Small and Medium Sized Business Marketing Quick-Hitters

I’ve lived most of my professional life in the startup, small, and medium-sized business worlds. In this SMB world, marketing departments usually consist of one or two people. In this type of employee mix, you often find the marketing department spending more time on internal marketing projects for various departments. I’m here to tell you that you can proactively move your marketing departments out of these ruts. You start this process by eliminating a bunch of low-hanging fruit, and you can do it without a lot of money.

Here are some common elements of marketing that I often find missing in smaller organizations with small marketing departments.

Number 1. Standardized Reporting

Standard reporting is a complicated topic, and depending on what type of data you collect, you may not get much value. With that being said, I believe there are two types of reports that apply across the board and create value for every stakeholder.

Marketing / Demand Gen Waterfall

First, you should start working on a marketing waterfall. This type of document will let you work backward into a budget. The attached Google Spreadsheet (Demand Gen Reverse Waterfall) can be copied and will make a lot of sense as you work through your own.

buyer-based marketing reverse waterfall spreadsheet

Buyer-Based Marketing marketing reverse waterfall / demand waterfall available on Google Spreadsheets

To get started here, you need to know a few things:

  1. The average cost of a lead
  2. How many web leads convert into an opportunity
  3. Your average web-generated lead revenue

The information above will then let you play around with the other non-formula based fields on the spreadsheet to arrive at a budget number. Say, if you need to generate $5M from your website, you can figure out how many leads you need to produce, and what that will cost you. The conversation around your web marketing budget gets much easier when you have this information available. You can also get granular and fill out one of these spreadsheets for every channel, but I don’t think that’s usually necessary.

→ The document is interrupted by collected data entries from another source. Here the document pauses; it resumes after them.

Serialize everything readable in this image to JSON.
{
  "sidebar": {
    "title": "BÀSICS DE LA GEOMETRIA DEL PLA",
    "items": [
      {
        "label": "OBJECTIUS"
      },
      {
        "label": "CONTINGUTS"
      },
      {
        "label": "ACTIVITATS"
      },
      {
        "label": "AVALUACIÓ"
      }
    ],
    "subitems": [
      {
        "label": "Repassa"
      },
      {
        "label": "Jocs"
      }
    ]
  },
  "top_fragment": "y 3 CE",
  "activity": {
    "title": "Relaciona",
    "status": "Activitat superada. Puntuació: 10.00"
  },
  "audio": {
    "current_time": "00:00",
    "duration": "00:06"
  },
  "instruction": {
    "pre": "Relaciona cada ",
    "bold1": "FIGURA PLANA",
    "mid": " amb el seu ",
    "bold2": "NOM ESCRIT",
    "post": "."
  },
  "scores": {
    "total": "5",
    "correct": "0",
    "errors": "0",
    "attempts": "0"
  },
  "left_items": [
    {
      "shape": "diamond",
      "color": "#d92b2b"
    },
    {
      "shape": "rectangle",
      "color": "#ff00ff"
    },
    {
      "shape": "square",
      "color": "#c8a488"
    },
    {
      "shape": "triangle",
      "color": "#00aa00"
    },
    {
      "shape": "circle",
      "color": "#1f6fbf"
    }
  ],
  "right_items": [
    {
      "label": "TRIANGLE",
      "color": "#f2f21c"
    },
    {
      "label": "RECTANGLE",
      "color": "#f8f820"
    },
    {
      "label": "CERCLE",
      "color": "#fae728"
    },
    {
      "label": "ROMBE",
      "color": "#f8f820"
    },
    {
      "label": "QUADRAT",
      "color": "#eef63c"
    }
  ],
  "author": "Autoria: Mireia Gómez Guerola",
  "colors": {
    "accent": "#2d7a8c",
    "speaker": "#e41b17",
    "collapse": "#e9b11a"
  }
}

Per-Channel Activity with ROI

The second type of report that I believe needs to be available for stakeholders is a per-channel breakdown of web activity. You should be able to show how your social media, organic search, and paid advertisements all work together to create a cohesive marketing story on the internet. A per-channel report can prove the effectiveness, ROI, and long-term intrinsic value of each channel and how your content types are being consumed. These can also show paid contributions to organic growth over time, one of the most important indicators of successful content marketing. In an excellent per-channel report, you can show trends among channels against the backdrop of organic visits. If you monitor channel, content type, and engagement metrics separately, you can overlay the data to complete the picture of success or failure.

SEMrush can help with marketing analytics

Tools like SEMrush can help automate per-channel analytics. Moz, Raven, and other options exist as well.

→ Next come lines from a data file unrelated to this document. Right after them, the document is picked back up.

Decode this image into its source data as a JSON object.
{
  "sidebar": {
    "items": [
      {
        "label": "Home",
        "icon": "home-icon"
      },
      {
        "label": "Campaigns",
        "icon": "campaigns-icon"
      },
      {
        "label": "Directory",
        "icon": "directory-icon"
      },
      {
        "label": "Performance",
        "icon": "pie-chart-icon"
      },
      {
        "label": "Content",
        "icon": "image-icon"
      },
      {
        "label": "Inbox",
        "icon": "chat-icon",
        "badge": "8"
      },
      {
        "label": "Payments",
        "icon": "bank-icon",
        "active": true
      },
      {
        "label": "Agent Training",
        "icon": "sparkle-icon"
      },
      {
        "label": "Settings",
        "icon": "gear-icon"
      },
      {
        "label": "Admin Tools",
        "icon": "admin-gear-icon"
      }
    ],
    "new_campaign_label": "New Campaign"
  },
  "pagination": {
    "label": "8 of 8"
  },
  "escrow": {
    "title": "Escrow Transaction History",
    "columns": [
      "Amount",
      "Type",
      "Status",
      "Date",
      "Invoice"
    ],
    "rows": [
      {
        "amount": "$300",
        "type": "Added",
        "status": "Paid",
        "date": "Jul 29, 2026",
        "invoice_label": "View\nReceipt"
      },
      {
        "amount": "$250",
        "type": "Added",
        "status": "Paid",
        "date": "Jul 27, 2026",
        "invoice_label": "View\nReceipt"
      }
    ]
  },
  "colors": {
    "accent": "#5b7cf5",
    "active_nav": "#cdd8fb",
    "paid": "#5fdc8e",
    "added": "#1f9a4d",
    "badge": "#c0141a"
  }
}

Number 2. A Brand Guide and Associated Templates

A brand guide along with the templates it helps create rarely exist in this space for B2B companies, or at least none of the ones that I have experienced. In fortunate cases, a brand guide may exist, but no one uses it as the resource it is meant to be. A useful brand guide, when used correctly, is a tool that can make lives more comfortable, and establish a company in a market over time, organically.

If you have no idea where to start, you can see some pretty great templates over at graphicriver.net, or you can search for brand guide template on Google. Software solutions also exist that can help you create an interactive brand guide. Some of those digital tools can also make it easier to get your materials out to internal stakeholders. No matter how you get it done, the purpose of a brand guide is to set brand policy and give examples of what is OK and what is not acceptable. More important than the quality of the guide itself, is the enforcement of policy as outlined in the document.

I would argue that creating brand recognition and maintaining it throughout a customer’s lifecycle is one of the most critical factors in any business transaction. Your brand should represent everything about your company that is better and different from competitors – that’s how they come to recognize value without explanation.

Don’t release the guide without templates

A big mistake to avoid is the attempted enforcement of a brand standard is trying to tell people what’s coming without having it ready. If you serve a variety of sub-industries, make decks for each of them. Make extra slides. Ensure that you have what you need before you go to the field and tell people what they need to be doing. Be open to feedback from salespeople and be ready to change your standard based on the needs of the organization. Marketing people rarely have to give these presentations to customers, if you have, you’d realize how bad most of them are.

Standard templates to have ready when releasing your brand guide:

  • Business cards
  • Powerpoint/Keynote templates
  • Sell sheets
  • Brochures
  • Quotes
  • Proposals
Brand management software

Brand management software can help you create and control your brand

Become a tactical strategist

Marketing tactics are only as good as the strategy they support, and the opposite is true as well. You can have a great strategy, but without effective tactics, you’ll never get past ideation. The two quick-hitters I list here are great ways to get started walking the walk, and they are both essential aspects of the SMB marketing plan. Creating and sticking to a brand guide, providing support for stakeholders, and ensuring that your value to customers is synonymous with your name will help your business. Standardized reporting lets you show that your tactics are working (or failing), and will give those you report to a clear understanding of what it is that you’re doing.